At the end of the month if your game isn’t done. You designed too big of a game. Regardless you’ve learned something. So you’re done. Close the project. Basta cosi.

Pick a new mechanic. If your scope was wrong last month then adjust. But still no spending money. Zero. If you finished your last project, this time you are going to add more polish. More particles, more SFX, and more overall juice. You still have a month. No more. No less.

This process takes discipline. This is the actual hard part. If you find yourself wanting to add more mechanics and features. Tell yourself to fuck off and get back to work. If you find yourself getting bored, try designing even smaller games and give yourself two weeks or maybe just one week, but you must finish those smaller projects.

The goal is not to make good games. Or fun games. The goal is to learn to finish a game.

Design. Build. Reflect. Repeat. With each new project pick a new mechanic to explore and add to your knowledge base.

As a rough rule of thumb, you should know how to do at least 80% of each new project WITHOUT help or tutorials. That’s not to say you can’t look up documentation or get a quick refresher, but the goal of quick short projects is to learn and build your knowledge not add to your YouTube view history. If there’s too much that you don’t know how to do, then redesign a smaller project.

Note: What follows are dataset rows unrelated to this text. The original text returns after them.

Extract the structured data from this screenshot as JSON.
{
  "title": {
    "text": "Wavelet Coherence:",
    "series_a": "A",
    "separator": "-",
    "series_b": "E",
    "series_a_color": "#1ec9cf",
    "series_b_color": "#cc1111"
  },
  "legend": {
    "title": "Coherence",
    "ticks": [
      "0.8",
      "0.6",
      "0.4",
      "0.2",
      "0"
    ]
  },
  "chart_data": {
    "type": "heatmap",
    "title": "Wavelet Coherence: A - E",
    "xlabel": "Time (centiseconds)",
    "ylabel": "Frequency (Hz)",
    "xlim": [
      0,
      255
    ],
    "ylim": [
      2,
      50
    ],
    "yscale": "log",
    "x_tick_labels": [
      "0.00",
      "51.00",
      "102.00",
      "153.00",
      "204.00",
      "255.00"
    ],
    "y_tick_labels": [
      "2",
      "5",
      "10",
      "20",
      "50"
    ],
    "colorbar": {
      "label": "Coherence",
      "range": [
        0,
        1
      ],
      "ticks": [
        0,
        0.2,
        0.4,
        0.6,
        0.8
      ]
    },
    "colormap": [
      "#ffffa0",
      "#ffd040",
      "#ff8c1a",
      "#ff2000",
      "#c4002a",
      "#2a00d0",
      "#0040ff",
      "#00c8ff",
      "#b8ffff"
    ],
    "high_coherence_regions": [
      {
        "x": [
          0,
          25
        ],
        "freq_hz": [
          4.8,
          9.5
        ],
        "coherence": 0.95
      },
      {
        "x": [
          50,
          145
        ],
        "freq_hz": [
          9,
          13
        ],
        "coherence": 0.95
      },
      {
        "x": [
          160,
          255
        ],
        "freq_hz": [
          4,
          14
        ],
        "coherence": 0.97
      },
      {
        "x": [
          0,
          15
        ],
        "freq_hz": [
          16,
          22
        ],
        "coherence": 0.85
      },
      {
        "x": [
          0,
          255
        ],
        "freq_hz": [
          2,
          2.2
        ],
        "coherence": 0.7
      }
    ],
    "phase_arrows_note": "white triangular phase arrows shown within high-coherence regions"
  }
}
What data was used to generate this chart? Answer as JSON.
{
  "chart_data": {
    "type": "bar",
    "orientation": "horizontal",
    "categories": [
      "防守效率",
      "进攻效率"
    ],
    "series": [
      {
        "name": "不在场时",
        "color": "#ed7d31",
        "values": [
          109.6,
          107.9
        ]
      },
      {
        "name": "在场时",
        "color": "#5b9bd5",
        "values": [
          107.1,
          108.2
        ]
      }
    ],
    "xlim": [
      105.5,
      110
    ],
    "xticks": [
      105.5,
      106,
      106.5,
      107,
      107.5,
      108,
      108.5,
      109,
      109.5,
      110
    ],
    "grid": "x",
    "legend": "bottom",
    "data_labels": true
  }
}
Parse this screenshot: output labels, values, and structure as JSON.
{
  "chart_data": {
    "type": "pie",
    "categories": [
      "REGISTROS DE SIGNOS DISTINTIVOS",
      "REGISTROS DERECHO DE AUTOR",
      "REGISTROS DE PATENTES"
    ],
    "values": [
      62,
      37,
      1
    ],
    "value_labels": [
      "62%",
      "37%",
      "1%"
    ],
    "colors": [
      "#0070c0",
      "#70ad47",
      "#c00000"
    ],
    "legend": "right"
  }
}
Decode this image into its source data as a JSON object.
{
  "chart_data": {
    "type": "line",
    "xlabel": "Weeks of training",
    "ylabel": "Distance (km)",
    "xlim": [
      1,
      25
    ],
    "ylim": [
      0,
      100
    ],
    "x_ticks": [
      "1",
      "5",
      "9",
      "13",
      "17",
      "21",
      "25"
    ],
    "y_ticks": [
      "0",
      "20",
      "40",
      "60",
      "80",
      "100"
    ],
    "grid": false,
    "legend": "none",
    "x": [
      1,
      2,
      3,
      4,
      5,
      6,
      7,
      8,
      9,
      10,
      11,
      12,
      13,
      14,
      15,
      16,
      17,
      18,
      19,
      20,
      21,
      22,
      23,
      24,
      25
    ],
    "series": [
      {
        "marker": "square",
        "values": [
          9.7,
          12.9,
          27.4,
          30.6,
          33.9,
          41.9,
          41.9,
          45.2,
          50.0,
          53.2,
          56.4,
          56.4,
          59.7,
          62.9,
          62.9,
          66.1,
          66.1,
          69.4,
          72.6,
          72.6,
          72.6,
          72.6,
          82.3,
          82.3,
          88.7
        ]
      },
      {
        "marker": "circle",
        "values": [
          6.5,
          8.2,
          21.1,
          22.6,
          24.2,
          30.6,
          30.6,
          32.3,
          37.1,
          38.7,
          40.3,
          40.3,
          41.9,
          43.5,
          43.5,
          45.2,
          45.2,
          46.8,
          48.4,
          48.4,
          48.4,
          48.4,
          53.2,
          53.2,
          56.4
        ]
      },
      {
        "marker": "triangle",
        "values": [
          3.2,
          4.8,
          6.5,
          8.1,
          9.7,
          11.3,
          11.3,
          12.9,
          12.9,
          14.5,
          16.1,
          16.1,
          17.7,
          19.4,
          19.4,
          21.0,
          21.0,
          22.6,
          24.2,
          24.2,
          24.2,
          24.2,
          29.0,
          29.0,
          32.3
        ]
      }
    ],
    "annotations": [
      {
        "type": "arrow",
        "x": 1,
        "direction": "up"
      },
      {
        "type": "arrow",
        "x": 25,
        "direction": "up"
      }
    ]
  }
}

Finish 3, 4, or maybe 5 small month-long projects and you’ll be surprised at what you now know how to do. This will be easier for some and some will learn faster than others. But everyone will learn. Everyone will get better.

You’re Out

Easier said than done? Absolutely. But it is this simple and that hard. There is no magic trick. No magic tutorial series. No magic book. Build the foundation of your knowledge and build lots of small and simple projects to build your skills.

If you do? You’ll have found your way out of tutorial hell.

You’ve made it further than most! But you’ve still only started.

Moving forward you start designing slightly bigger games. Games that might combine more than one mechanic. Maybe this is the time to buy books, or maybe pay for a course or two. Or maybe this is the time to start learning to make fun games rather than bigger games. But stick to the rule of thumb - know how to build 80% of your next project before you start.